Infective endocarditis generally requires a damaged endothelium and bacteremia with microbes of sufficient virulence. The lung constitutes the largest epithelial surface area in direct contact with the external environment. Research on animal models has shown that endocardial damage is the first stage in vegetation development, followed by localized platelet and fibrin adhesion [Citation19]. The originally sterile platelet-fibrin vegetation gets secondarily contaminated by bacteria circulating in the blood, either because of a distant infection or temporary bacteremia from a mucosal or cutaneous source.

Increased blood flow in the lungs due to atrial shunt would increase the possibility of bacterial entry through pulmonary flow. Leukocyte and bacterial adhesion to the endothelium are increased when the endothelium is subjected to shear stress from turbulent flow [Citation9,Citation20,Citation21]. It is possible that atrial septal defects’ continuous flow can cause shear stress to the endocardium.
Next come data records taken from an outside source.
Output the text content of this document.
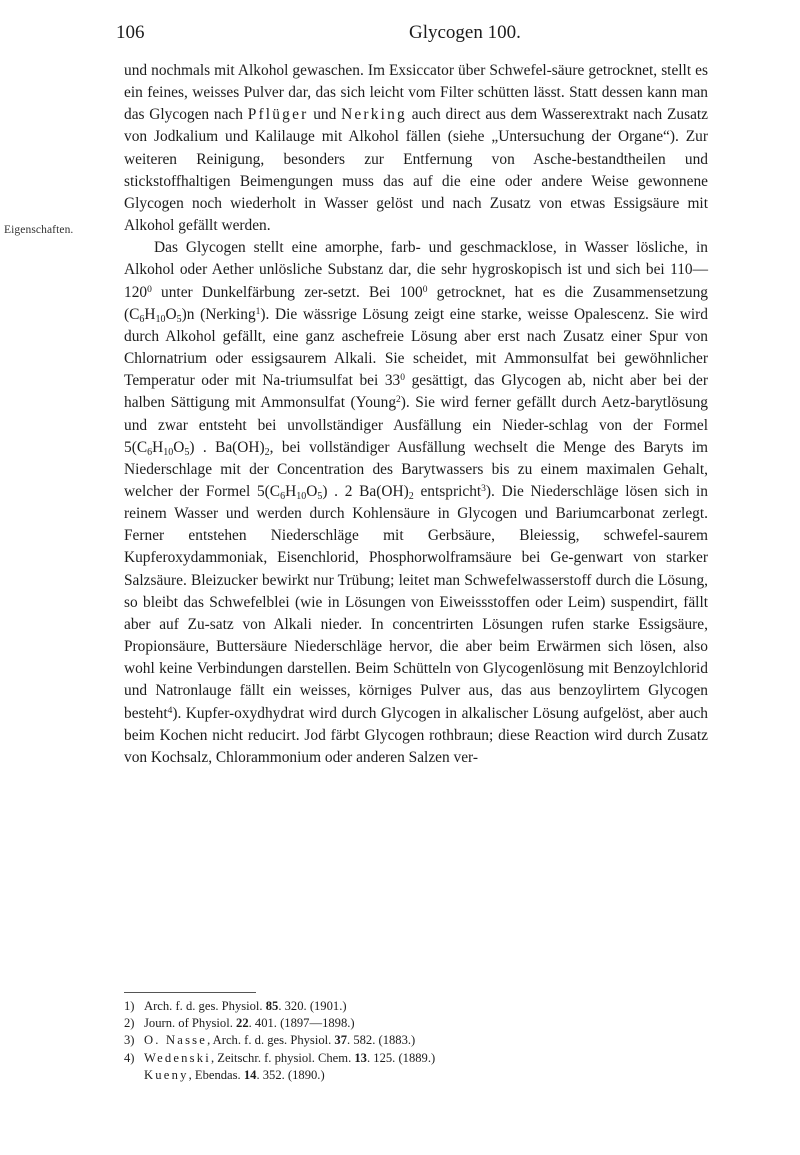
106	Glycogen 100.
Eigenschaften.

und nochmals mit Alkohol gewaschen. Im Exsiccator über Schwefel-säure getrocknet, stellt es ein feines, weisses Pulver dar, das sich leicht vom Filter schütten lässt. Statt dessen kann man das Glycogen nach Pflüger und Nerking auch direct aus dem Wasserextrakt nach Zusatz von Jodkalium und Kalilauge mit Alkohol fällen (siehe „Untersuchung der Organe“). Zur weiteren Reinigung, besonders zur Entfernung von Asche-bestandtheilen und stickstoffhaltigen Beimengungen muss das auf die eine oder andere Weise gewonnene Glycogen noch wiederholt in Wasser gelöst und nach Zusatz von etwas Essigsäure mit Alkohol gefällt werden.

Das Glycogen stellt eine amorphe, farb- und geschmacklose, in Wasser lösliche, in Alkohol oder Aether unlösliche Substanz dar, die sehr hygroskopisch ist und sich bei $110—120^0$ unter Dunkelfärbung zer-setzt. Bei $100^0$ getrocknet, hat es die Zusammensetzung $(C_6H_{10}O_5)n$ (Nerking$^1$). Die wässrige Lösung zeigt eine starke, weisse Opalescenz. Sie wird durch Alkohol gefällt, eine ganz aschefreie Lösung aber erst nach Zusatz einer Spur von Chlornatrium oder essigsaurem Alkali. Sie scheidet, mit Ammonsulfat bei gewöhnlicher Temperatur oder mit Na-triumsulfat bei $33^0$ gesättigt, das Glycogen ab, nicht aber bei der halben Sättigung mit Ammonsulfat (Young$^2$). Sie wird ferner gefällt durch Aetz-barytlösung und zwar entsteht bei unvollständiger Ausfällung ein Nieder-schlag von der Formel $5(C_6H_{10}O_5)$ . $Ba(OH)_2$, bei vollständiger Ausfällung wechselt die Menge des Baryts im Niederschlage mit der Concentration des Barytwassers bis zu einem maximalen Gehalt, welcher der Formel $5(C_6H_{10}O_5)$ . 2 $Ba(OH)_2$ entspricht$^3$). Die Niederschläge lösen sich in reinem Wasser und werden durch Kohlensäure in Glycogen und Bariumcarbonat zerlegt. Ferner entstehen Niederschläge mit Gerbsäure, Bleiessig, schwefel-saurem Kupferoxydammoniak, Eisenchlorid, Phosphorwolframsäure bei Ge-genwart von starker Salzsäure. Bleizucker bewirkt nur Trübung; leitet man Schwefelwasserstoff durch die Lösung, so bleibt das Schwefelblei (wie in Lösungen von Eiweissstoffen oder Leim) suspendirt, fällt aber auf Zu-satz von Alkali nieder. In concentrirten Lösungen rufen starke Essigsäure, Propionsäure, Buttersäure Niederschläge hervor, die aber beim Erwärmen sich lösen, also wohl keine Verbindungen darstellen. Beim Schütteln von Glycogenlösung mit Benzoylchlorid und Natronlauge fällt ein weisses, körniges Pulver aus, das aus benzoylirtem Glycogen besteht$^4$). Kupfer-oxydhydrat wird durch Glycogen in alkalischer Lösung aufgelöst, aber auch beim Kochen nicht reducirt. Jod färbt Glycogen rothbraun; diese Reaction wird durch Zusatz von Kochsalz, Chlorammonium oder anderen Salzen ver-

1) Arch. f. d. ges. Physiol. 85. 320. (1901.)

2) Journ. of Physiol. 22. 401. (1897—1898.)

3) O. Nasse, Arch. f. d. ges. Physiol. 37. 582. (1883.)

4) Wedenski, Zeitschr. f. physiol. Chem. 13. 125. (1889.)

Kueny, Ebendas. 14. 352. (1890.)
Furthermore, endothelium trauma caused by surgery can predispose to endocarditis. It is also known that a significant source of bacteremia is the oral cavity, and several reports have identified poor oral health in CHD patients [Citation22,Citation23].

Limitations

The main limitation is the register-based nature of the study. We were only able to gather information available in the registers, and thus we lacked detailed information about the endocarditis patients. Since procedural codes were introduced to the FHDR only after 1986, we were not able to assess whether ASDs diagnosed before that were closed.

Although the Finnish Hospital Discharge Register has a high sensitivity in detecting all patients with IE, the specificity for IE discharge diagnoses in the register has not been independently confirmed. Diagnosis of endocarditis was more difficult before the echocardiography era, and thus our study might underestimate the modern incidence of IE. In addition, we were not able to differentiate which valves were affected by endocarditis.
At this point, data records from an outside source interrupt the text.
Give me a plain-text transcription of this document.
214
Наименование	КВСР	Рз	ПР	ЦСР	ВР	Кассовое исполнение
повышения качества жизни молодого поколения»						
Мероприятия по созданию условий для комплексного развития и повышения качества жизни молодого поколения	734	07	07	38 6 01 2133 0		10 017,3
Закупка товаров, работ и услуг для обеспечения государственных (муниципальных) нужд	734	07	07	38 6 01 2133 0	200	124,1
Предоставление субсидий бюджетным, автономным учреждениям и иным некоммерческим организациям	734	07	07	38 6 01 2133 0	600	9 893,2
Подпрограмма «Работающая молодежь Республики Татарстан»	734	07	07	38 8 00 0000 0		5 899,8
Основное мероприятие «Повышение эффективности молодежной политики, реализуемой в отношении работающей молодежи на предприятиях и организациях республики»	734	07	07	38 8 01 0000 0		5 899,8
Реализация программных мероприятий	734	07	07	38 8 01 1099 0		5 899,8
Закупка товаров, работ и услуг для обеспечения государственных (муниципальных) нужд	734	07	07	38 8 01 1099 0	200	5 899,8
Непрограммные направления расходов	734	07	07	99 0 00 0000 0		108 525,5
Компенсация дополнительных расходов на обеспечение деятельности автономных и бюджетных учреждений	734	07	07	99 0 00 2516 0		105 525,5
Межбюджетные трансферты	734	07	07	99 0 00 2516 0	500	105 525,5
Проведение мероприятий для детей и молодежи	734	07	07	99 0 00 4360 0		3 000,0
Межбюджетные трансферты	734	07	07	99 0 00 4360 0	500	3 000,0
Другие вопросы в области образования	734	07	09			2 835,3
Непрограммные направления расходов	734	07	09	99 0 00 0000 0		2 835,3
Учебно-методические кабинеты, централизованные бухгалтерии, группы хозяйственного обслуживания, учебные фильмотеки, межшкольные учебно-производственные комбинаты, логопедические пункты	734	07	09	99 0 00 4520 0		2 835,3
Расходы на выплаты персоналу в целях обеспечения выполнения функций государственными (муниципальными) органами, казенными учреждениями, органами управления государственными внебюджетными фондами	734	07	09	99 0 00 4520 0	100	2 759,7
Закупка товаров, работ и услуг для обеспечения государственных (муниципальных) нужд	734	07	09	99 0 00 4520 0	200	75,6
The number of discovered IE cases is relatively small, and it cannot be ruled out that some results, such as the distribution of comorbidities between groups, are affected by the change. The danger of selection bias should be low because this study is based on a nationwide registry rather than single-center reports. Follow-up can be considered almost complete since the Finnish registries cover all hospital admissions and deaths in the whole country, and the emigration rate is low.

The control group did not include individuals who were diagnosed with congenital heart diseases. However, we were unable to identify and remove patients who may have had asymptomatic ASD. Nevertheless, considering that the estimated birth prevalence of ASD is 2–3 per 1000, it is likely that the number of symptomatic ASD patients in the control group is minimal [Citation24].

Conclusion

The incidence of IE in patients with ASD was higher than in the general population. In addition, mortality associated with IE was higher in ASD patients compared to controls.

Ethics statement

The Helsinki University hospitals ethics committee approved this study on 11.7.2019 (num. HUS/1820/2019), and it was conducted following the Declaration of Helsinki. Patient consent was not needed for register-based research.

Disclosure statement

No potential conflict of interest was reported by the author(s).
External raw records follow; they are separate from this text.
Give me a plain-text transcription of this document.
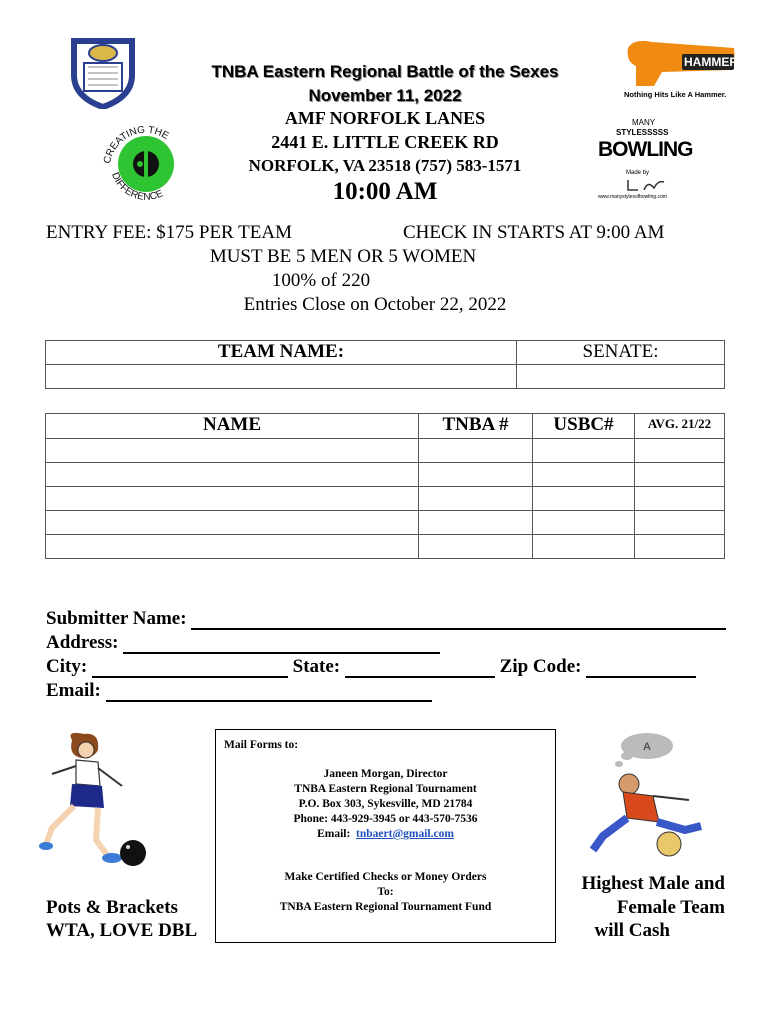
CREATING THE
DIFFERENCE
HAMMER
Nothing Hits Like A Hammer.
MANY
STYLESSSSS
BOWLING
Made by
www.manystylesofbowling.com
TNBA Eastern Regional Battle of the Sexes
November 11, 2022
AMF NORFOLK LANES
2441 E. LITTLE CREEK RD
NORFOLK, VA 23518 (757) 583-1571
10:00 AM
ENTRY FEE: $175 PER TEAM	CHECK IN STARTS AT 9:00 AM
MUST BE 5 MEN OR 5 WOMEN
100% of 220
Entries Close on October 22, 2022
TEAM NAME:	SENATE:

NAME	TNBA #	USBC#	AVG. 21/22

Submitter Name:
Address:
City:	State:	Zip Code:
Email:
Pots & Brackets
WTA, LOVE DBL
Mail Forms to:
Janeen Morgan, Director
TNBA Eastern Regional Tournament
P.O. Box 303, Sykesville, MD 21784
Phone: 443-929-3945 or 443-570-7536
Email:  tnbaert@gmail.com
Make Certified Checks or Money Orders
To:
TNBA Eastern Regional Tournament Fund
A
Highest Male and
Female Team
will Cash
Data availability statement

The data supporting our findings are available from Statistics Finland and the FHDR. Still, restrictions apply to data availability, which was used under license for the current research and is not publicly available. Data are, however, available from the authors upon reasonable request and with permission from Statistics Finland and the FHDR.

Additional information

Funding

This work was supported by the Emil Aaltosen Foundation, Päivikki and Sakari Sohlberg Foundation, and The Foundation for Pediatric Research.